Researchers have made several contributions in applying Generative Adversarial Networks (GANs) in natural language processing. In this type of research, generating adversarial examples is a key step. It is motivated by two goals: attack and defense. The attack aims to examine the robustness of the target model and the defense takes a step further utilizing generated adversarial examples to robustify the target model. This paper provides a very comprehensive survey for related articles.
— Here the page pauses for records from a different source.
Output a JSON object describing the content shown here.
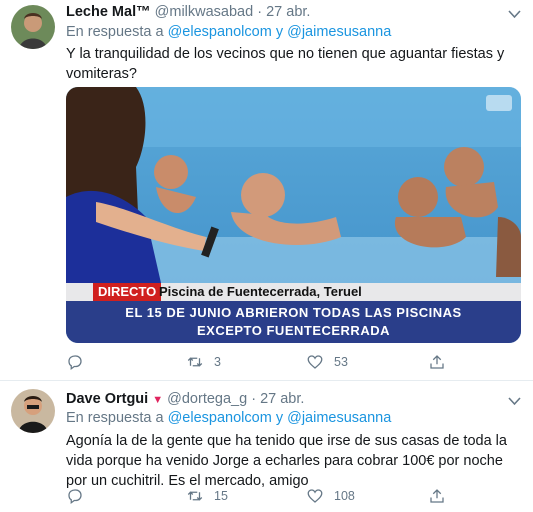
{
  "tweets": [
    {
      "display_name": "Leche Mal™",
      "handle": "@milkwasabad",
      "separator": "·",
      "date": "27 abr.",
      "reply_prefix": "En respuesta a",
      "reply_user_1": "@elespanolcom",
      "reply_join": "y",
      "reply_user_2": "@jaimesusanna",
      "text": "Y la tranquilidad de los vecinos que no tienen que aguantar fiestas y vomiteras?",
      "media": {
        "live_badge": "DIRECTO",
        "location": "Piscina de Fuentecerrada, Teruel",
        "headline_1": "EL 15 DE JUNIO ABRIERON TODAS LAS PISCINAS",
        "headline_2": "EXCEPTO FUENTECERRADA"
      },
      "replies": "",
      "retweets": "3",
      "likes": "53"
    },
    {
      "display_name": "Dave Ortgui",
      "handle": "@dortega_g",
      "separator": "·",
      "date": "27 abr.",
      "reply_prefix": "En respuesta a",
      "reply_user_1": "@elespanolcom",
      "reply_join": "y",
      "reply_user_2": "@jaimesusanna",
      "text": "Agonía la de la gente que ha tenido que irse de sus casas de toda la vida porque ha venido Jorge a echarles para cobrar 100€ por noche por un cuchitril. Es el mercado, amigo",
      "replies": "",
      "retweets": "15",
      "likes": "108"
    }
  ],
  "colors": {
    "link": "#1b95e0",
    "muted": "#657786",
    "text": "#14171a",
    "heart": "#e0245e",
    "live": "#d0201f",
    "ticker": "#2a3e8a"
  }
}
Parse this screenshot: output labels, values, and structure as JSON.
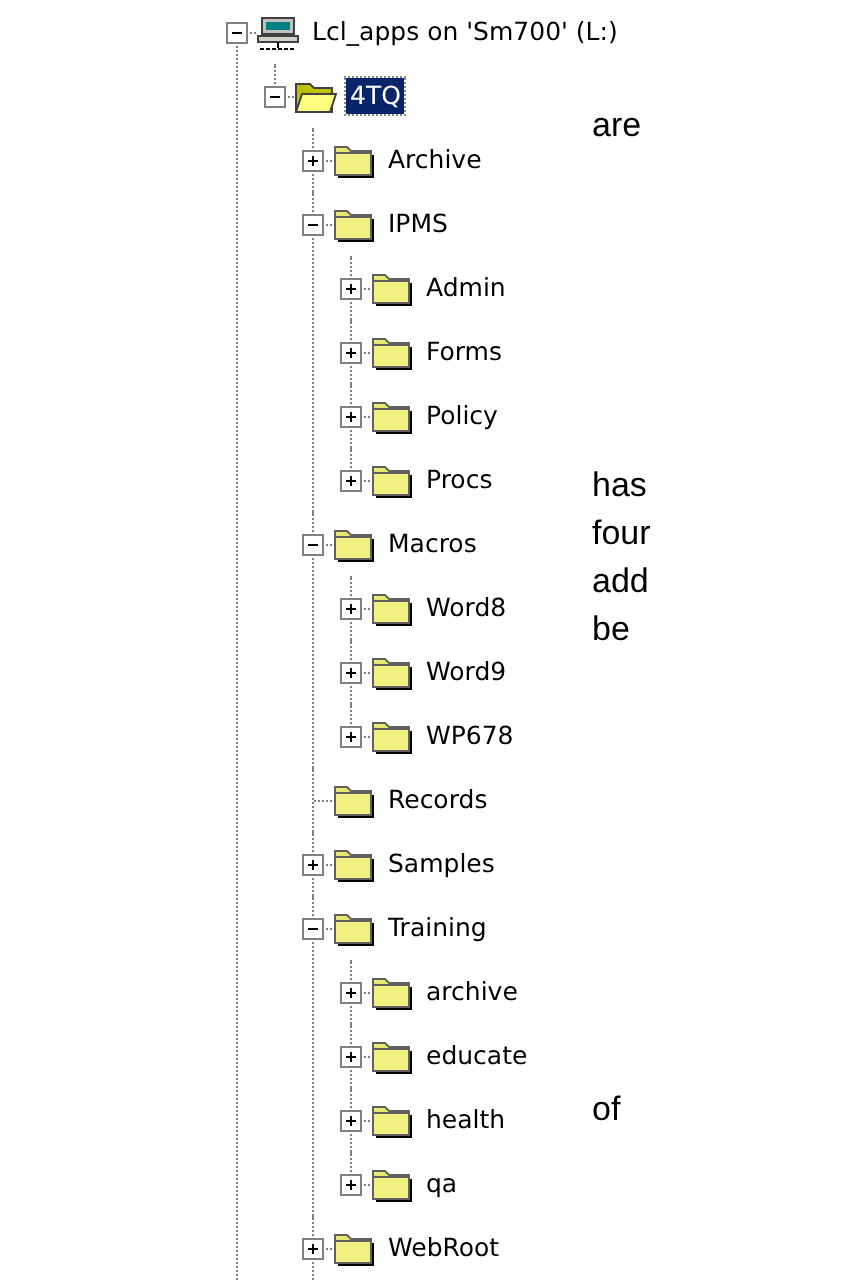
{
  "tree": [
    {
      "label": "Lcl_apps on 'Sm700' (L:)",
      "kind": "drive",
      "expanded": true,
      "selected": false,
      "more_below": true,
      "children": [
        {
          "label": "4TQ",
          "kind": "folder",
          "expanded": true,
          "selected": true,
          "more_below": false,
          "children": [
            {
              "label": "Archive",
              "kind": "folder",
              "expanded": false,
              "selected": false
            },
            {
              "label": "IPMS",
              "kind": "folder",
              "expanded": true,
              "selected": false,
              "children": [
                {
                  "label": "Admin",
                  "kind": "folder",
                  "expanded": false,
                  "selected": false
                },
                {
                  "label": "Forms",
                  "kind": "folder",
                  "expanded": false,
                  "selected": false
                },
                {
                  "label": "Policy",
                  "kind": "folder",
                  "expanded": false,
                  "selected": false
                },
                {
                  "label": "Procs",
                  "kind": "folder",
                  "expanded": false,
                  "selected": false,
                  "more_below": false
                }
              ]
            },
            {
              "label": "Macros",
              "kind": "folder",
              "expanded": true,
              "selected": false,
              "children": [
                {
                  "label": "Word8",
                  "kind": "folder",
                  "expanded": false,
                  "selected": false
                },
                {
                  "label": "Word9",
                  "kind": "folder",
                  "expanded": false,
                  "selected": false
                },
                {
                  "label": "WP678",
                  "kind": "folder",
                  "expanded": false,
                  "selected": false,
                  "more_below": false
                }
              ]
            },
            {
              "label": "Records",
              "kind": "folder",
              "selected": false
            },
            {
              "label": "Samples",
              "kind": "folder",
              "expanded": false,
              "selected": false
            },
            {
              "label": "Training",
              "kind": "folder",
              "expanded": true,
              "selected": false,
              "children": [
                {
                  "label": "archive",
                  "kind": "folder",
                  "expanded": false,
                  "selected": false
                },
                {
                  "label": "educate",
                  "kind": "folder",
                  "expanded": false,
                  "selected": false
                },
                {
                  "label": "health",
                  "kind": "folder",
                  "expanded": false,
                  "selected": false
                },
                {
                  "label": "qa",
                  "kind": "folder",
                  "expanded": false,
                  "selected": false,
                  "more_below": false
                }
              ]
            },
            {
              "label": "WebRoot",
              "kind": "folder",
              "expanded": false,
              "selected": false,
              "more_below": true
            }
          ]
        }
      ]
    }
  ],
  "side_text": [
    [
      "are"
    ],
    [
      "has",
      "four",
      "add",
      "be"
    ],
    [
      "of"
    ]
  ]
}
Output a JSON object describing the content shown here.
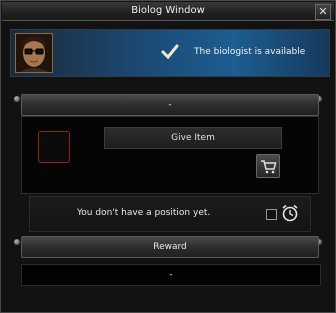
{
  "window": {
    "title": "Biolog Window",
    "close_glyph": "✕"
  },
  "banner": {
    "status": "The biologist is available",
    "check_icon": "checkmark-icon"
  },
  "task_section": {
    "header": "-"
  },
  "give_item": {
    "label": "Give Item",
    "cart_icon": "shopping-cart-icon"
  },
  "position_status": {
    "text": "You don't have a position yet.",
    "alarm_icon": "alarm-clock-icon"
  },
  "reward": {
    "header": "Reward",
    "value": "-"
  },
  "colors": {
    "banner_accent": "#1d5d91",
    "slot_border": "#8b2a22",
    "portrait_frame": "#8c6a3a"
  }
}
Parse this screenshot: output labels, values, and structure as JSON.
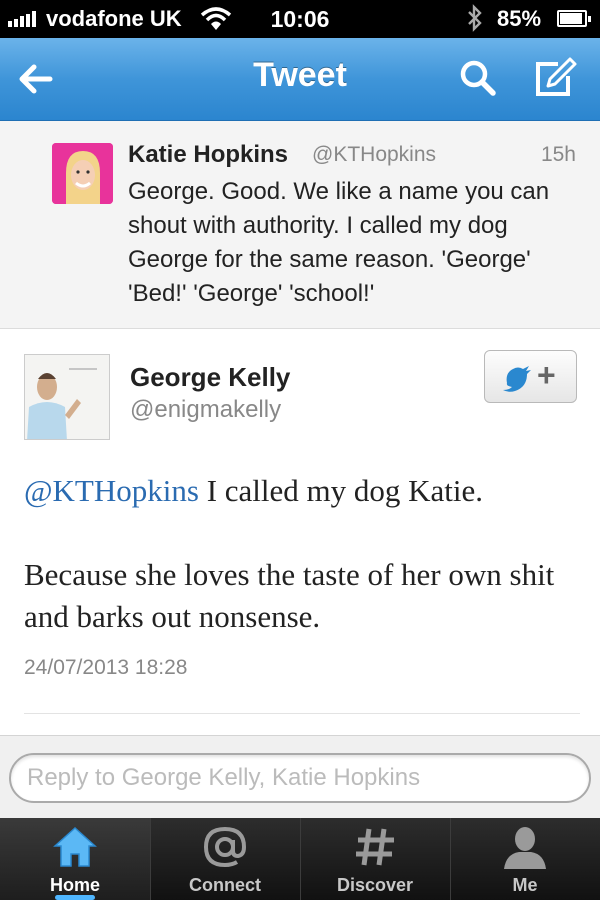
{
  "status_bar": {
    "carrier": "vodafone UK",
    "time": "10:06",
    "battery_percent": "85%",
    "battery_level": 0.85
  },
  "nav": {
    "title": "Tweet",
    "back_icon": "back-arrow-icon",
    "search_icon": "search-icon",
    "compose_icon": "compose-icon"
  },
  "quoted_tweet": {
    "author_name": "Katie Hopkins",
    "author_handle": "@KTHopkins",
    "time": "15h",
    "text": "George. Good. We like a name you can shout with authority. I called my dog George for the same reason. 'George' 'Bed!' 'George' 'school!'"
  },
  "main_tweet": {
    "author_name": "George Kelly",
    "author_handle": "@enigmakelly",
    "mention": "@KTHopkins",
    "text_line1": " I called my dog Katie.",
    "text_line2": "Because she loves the taste of her own shit and barks out nonsense.",
    "date": "24/07/2013 18:28",
    "follow_icon": "twitter-bird-follow-icon",
    "follow_symbol": "+"
  },
  "reply": {
    "placeholder": "Reply to George Kelly, Katie Hopkins"
  },
  "tab_bar": {
    "tabs": [
      {
        "label": "Home",
        "icon": "home-icon",
        "active": true
      },
      {
        "label": "Connect",
        "icon": "at-icon",
        "active": false
      },
      {
        "label": "Discover",
        "icon": "hashtag-icon",
        "active": false
      },
      {
        "label": "Me",
        "icon": "person-icon",
        "active": false
      }
    ]
  },
  "colors": {
    "nav_blue": "#3f95d9",
    "mention_blue": "#2a6bb1",
    "active_glow": "#4fb6ff"
  }
}
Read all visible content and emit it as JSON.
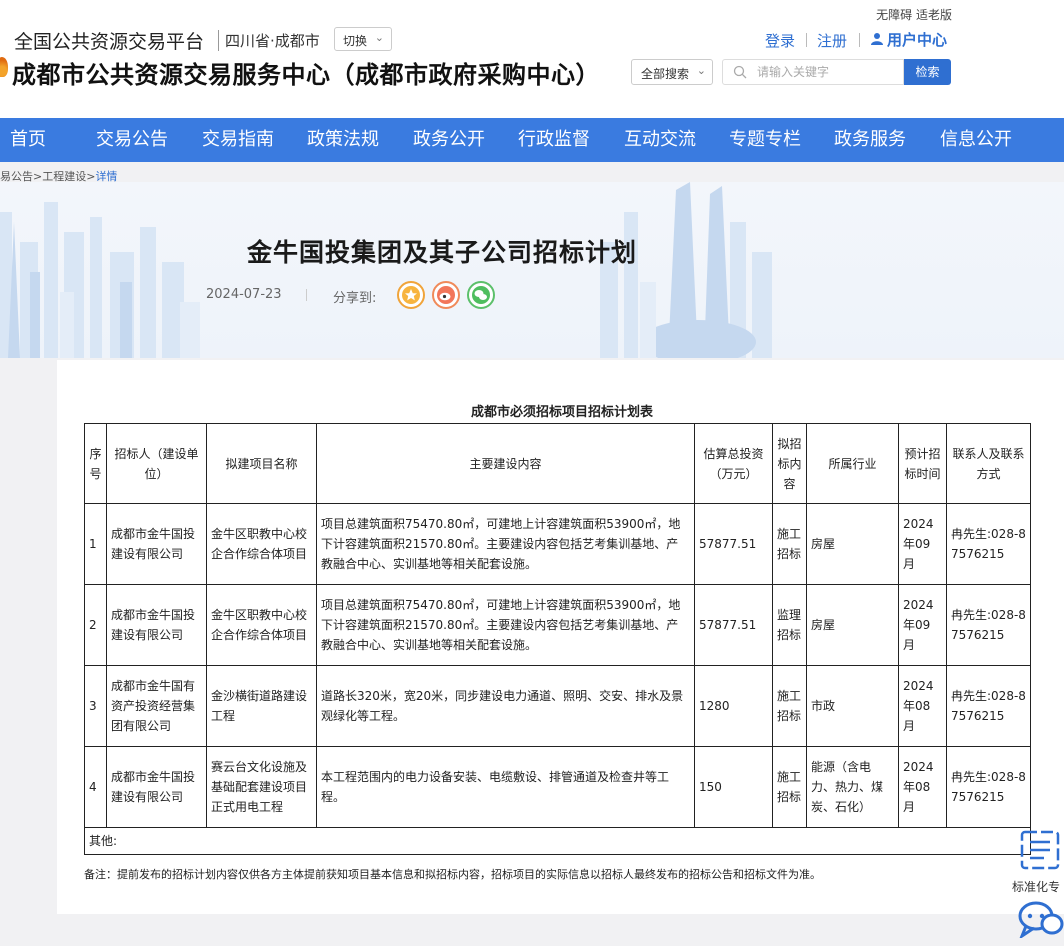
{
  "header": {
    "accessibility": "无障碍 适老版",
    "platform_name": "全国公共资源交易平台",
    "region": "四川省·成都市",
    "switch_label": "切换",
    "login": "登录",
    "register": "注册",
    "user_center": "用户中心",
    "center_title": "成都市公共资源交易服务中心（成都市政府采购中心）",
    "search_scope": "全部搜索",
    "search_placeholder": "请输入关键字",
    "search_button": "检索"
  },
  "nav": [
    "首页",
    "交易公告",
    "交易指南",
    "政策法规",
    "政务公开",
    "行政监督",
    "互动交流",
    "专题专栏",
    "政务服务",
    "信息公开"
  ],
  "breadcrumb": {
    "path": "易公告>工程建设>",
    "current": "详情"
  },
  "article": {
    "title": "金牛国投集团及其子公司招标计划",
    "date": "2024-07-23",
    "share_label": "分享到:"
  },
  "table": {
    "title": "成都市必须招标项目招标计划表",
    "headers": [
      "序号",
      "招标人（建设单位）",
      "拟建项目名称",
      "主要建设内容",
      "估算总投资（万元）",
      "拟招标内容",
      "所属行业",
      "预计招标时间",
      "联系人及联系方式"
    ],
    "rows": [
      [
        "1",
        "成都市金牛国投建设有限公司",
        "金牛区职教中心校企合作综合体项目",
        "项目总建筑面积75470.80㎡，可建地上计容建筑面积53900㎡，地下计容建筑面积21570.80㎡。主要建设内容包括艺考集训基地、产教融合中心、实训基地等相关配套设施。",
        "57877.51",
        "施工招标",
        "房屋",
        "2024年09月",
        "冉先生:028-87576215"
      ],
      [
        "2",
        "成都市金牛国投建设有限公司",
        "金牛区职教中心校企合作综合体项目",
        "项目总建筑面积75470.80㎡，可建地上计容建筑面积53900㎡，地下计容建筑面积21570.80㎡。主要建设内容包括艺考集训基地、产教融合中心、实训基地等相关配套设施。",
        "57877.51",
        "监理招标",
        "房屋",
        "2024年09月",
        "冉先生:028-87576215"
      ],
      [
        "3",
        "成都市金牛国有资产投资经营集团有限公司",
        "金沙横街道路建设工程",
        "道路长320米，宽20米，同步建设电力通道、照明、交安、排水及景观绿化等工程。",
        "1280",
        "施工招标",
        "市政",
        "2024年08月",
        "冉先生:028-87576215"
      ],
      [
        "4",
        "成都市金牛国投建设有限公司",
        "赛云台文化设施及基础配套建设项目正式用电工程",
        "本工程范围内的电力设备安装、电缆敷设、排管通道及检查井等工程。",
        "150",
        "施工招标",
        "能源（含电力、热力、煤炭、石化）",
        "2024年08月",
        "冉先生:028-87576215"
      ]
    ],
    "other_label": "其他:",
    "remark": "备注：提前发布的招标计划内容仅供各方主体提前获知项目基本信息和拟招标内容，招标项目的实际信息以招标人最终发布的招标公告和招标文件为准。"
  },
  "widgets": {
    "standard_label": "标准化专"
  },
  "colors": {
    "brand_blue": "#3a7be0",
    "link_blue": "#2f6fd1"
  }
}
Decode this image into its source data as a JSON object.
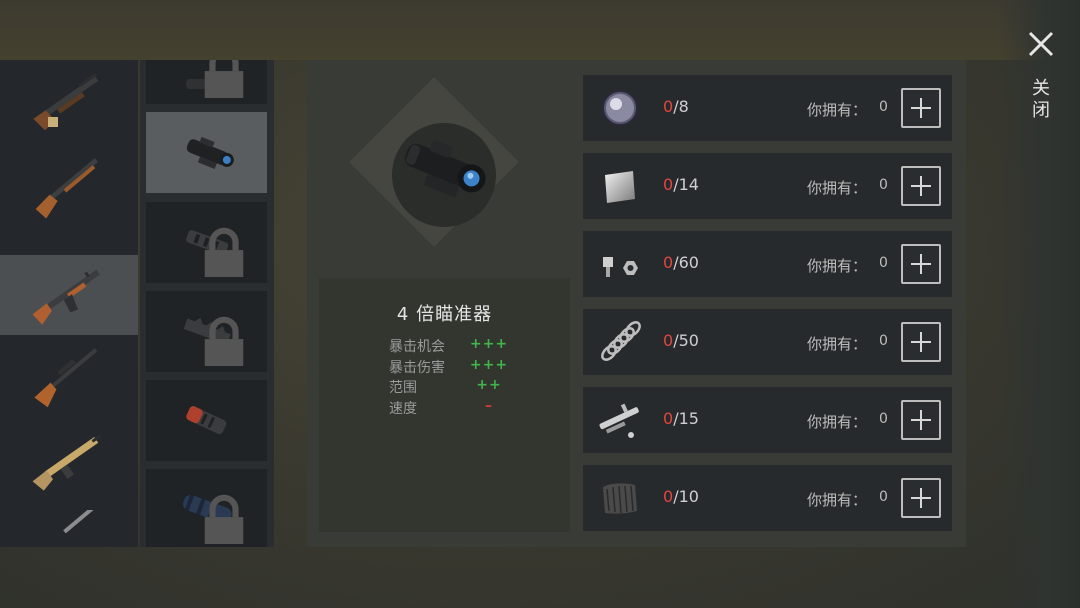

The key difference between text data augmentation and generating adversarial examples is: data augmentation aims to generate a new instance without changing its label. But an adversarial example should have different labels.

Supervised Approach

BAE: BERT-based Adversarial Examples

  • Definition: given a dataset (S,Y) and a trained classification model C, where S is the text and Y is the label associated with the instance, we want to generate an adversarial example S(adv) such that C(S(adv)) doesn't equal to Y. In addition, we expect S(adv) is grammatically correct and semantically similar to S. BAE generates new data instances by replacing or inserting tokens in the sentence, which is similar to the unsupervised approach. But it calculates the token importance for each token by deleting this word from S and compute the decrease in the probability of predicting the correct label. It also uses the label information to choose the generated sample.

    • Replace: replace the selected token with a mask token and use pre-trained BERT to predict it
    • Insert: insert a mask token and use BERT to predict the word
  • Literature:

    • Garg, Siddhant, and Goutham Ramakrishnan. "BAE: BERT-based Adversarial Examples for Text Classification." arXiv preprint arXiv:2004.01970 (2020).